Last night the Canary wine flashed in the red Venice glasses on the oaken tables of the hall; loud voices shouted and laughed till the clustered hawk-bells jingled from the rafters, and the chaplain’s fiddle throbbed responsive from the wall; while the coupled stag-hounds fawned unnoticed, and the watchful falcon whistled to himself unheard. In the carved chairs lounged groups of revellers, dressed in scarlet, dressed in purple, dressed in white and gold, gay with satins and ribbons, gorgeous with glittering chains and jewelled swords: stern, manly faces, that had been singed with powder in the Palatinate; brutal, swarthy faces, knowing all that sack and sin could teach them; beautiful, boyish faces, fresh from ancestral homes and high-born mothers; grave, sad faces,—sad for undoubted tyranny, grave against the greater wrong of disloyalty. Some were in council, some were in strife, many were in liquor; the parson was there with useless gravity, and the jester with superfluous folly; and in the outer hall men more plebeian drained the brown October from pewter cans, which were beaten flat, next moment, in hammering the loud drinking-chorus on the wall; while the clink of the armorer still went on, repairing the old head-pieces and breastplates which had hung untouched since the Wars of the Roses; and in the doorway the wild Welsh recruits crouched with their scythes and their cudgels, and muttered in their uncouth dialect, now a prayer to God; and now a curse for their enemy.

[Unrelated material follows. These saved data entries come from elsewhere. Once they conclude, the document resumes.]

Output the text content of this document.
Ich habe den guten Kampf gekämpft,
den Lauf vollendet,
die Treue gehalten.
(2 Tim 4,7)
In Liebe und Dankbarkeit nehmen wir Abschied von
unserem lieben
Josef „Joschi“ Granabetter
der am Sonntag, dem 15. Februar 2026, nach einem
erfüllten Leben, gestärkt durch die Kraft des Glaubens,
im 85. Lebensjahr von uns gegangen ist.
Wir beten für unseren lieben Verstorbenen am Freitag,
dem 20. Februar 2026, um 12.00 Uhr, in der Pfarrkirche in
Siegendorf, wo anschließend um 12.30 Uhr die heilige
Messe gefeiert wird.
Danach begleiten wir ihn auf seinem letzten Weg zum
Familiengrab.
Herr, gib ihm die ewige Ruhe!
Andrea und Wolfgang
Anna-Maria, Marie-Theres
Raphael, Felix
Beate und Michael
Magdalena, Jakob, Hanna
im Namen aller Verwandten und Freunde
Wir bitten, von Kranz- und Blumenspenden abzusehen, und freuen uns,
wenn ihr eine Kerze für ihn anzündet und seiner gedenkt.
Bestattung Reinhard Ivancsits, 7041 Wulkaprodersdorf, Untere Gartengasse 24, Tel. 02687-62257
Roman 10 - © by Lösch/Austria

But to-day the inner hall is empty, the stag-hounds leap in the doorway, the chaplain prays, the maidens cluster in the windows, beneath the soft beauty of the June afternoon. The streets of Oxford resound with many hoofs; armed troopers are gathering beside chapel and quadrangle, gateway and tower; the trumpeter waves his gold and crimson trappings, and blows, “To the Standard,”—for the great flag is borne to the front, and Rupert and his men are mustering for a night of danger beneath that banner of “Tender and True.”
With beat of drum, with clatter of hoof, and rattle of spur and scabbard, tramping across old Magdalen Bridge, cantering down the hill-sides, crashing through the beech-woods, echoing through the chalky hollows, ride leisurely the gay Cavaliers. Some in new scarfs and feathers, worthy of the “show-troop,”—others with torn laces, broken helmets, and guilty red smears on their buff doublets;—some eager for their first skirmish,—others weak and silent, still bandaged from the last one;—discharging now a rattle of contemptuous shot at some closed Puritan house, grim and stern as its master,—firing anon as noisy a salute, as they pass some mansion where a high-born beauty dwells,—on they ride. Leaving the towers of Oxford behind them, keeping the ancient Roman highway, passing by the low, strong, many-gabled farmhouses, with rustic beauties smiling at the windows and wiser fathers scowling at the doors,—on they ride. To the Royalists, these troopers are “Prince Robert and the hope of the nation";—to the Puritans, they are only “Prince Robber and his company of rake-shames.”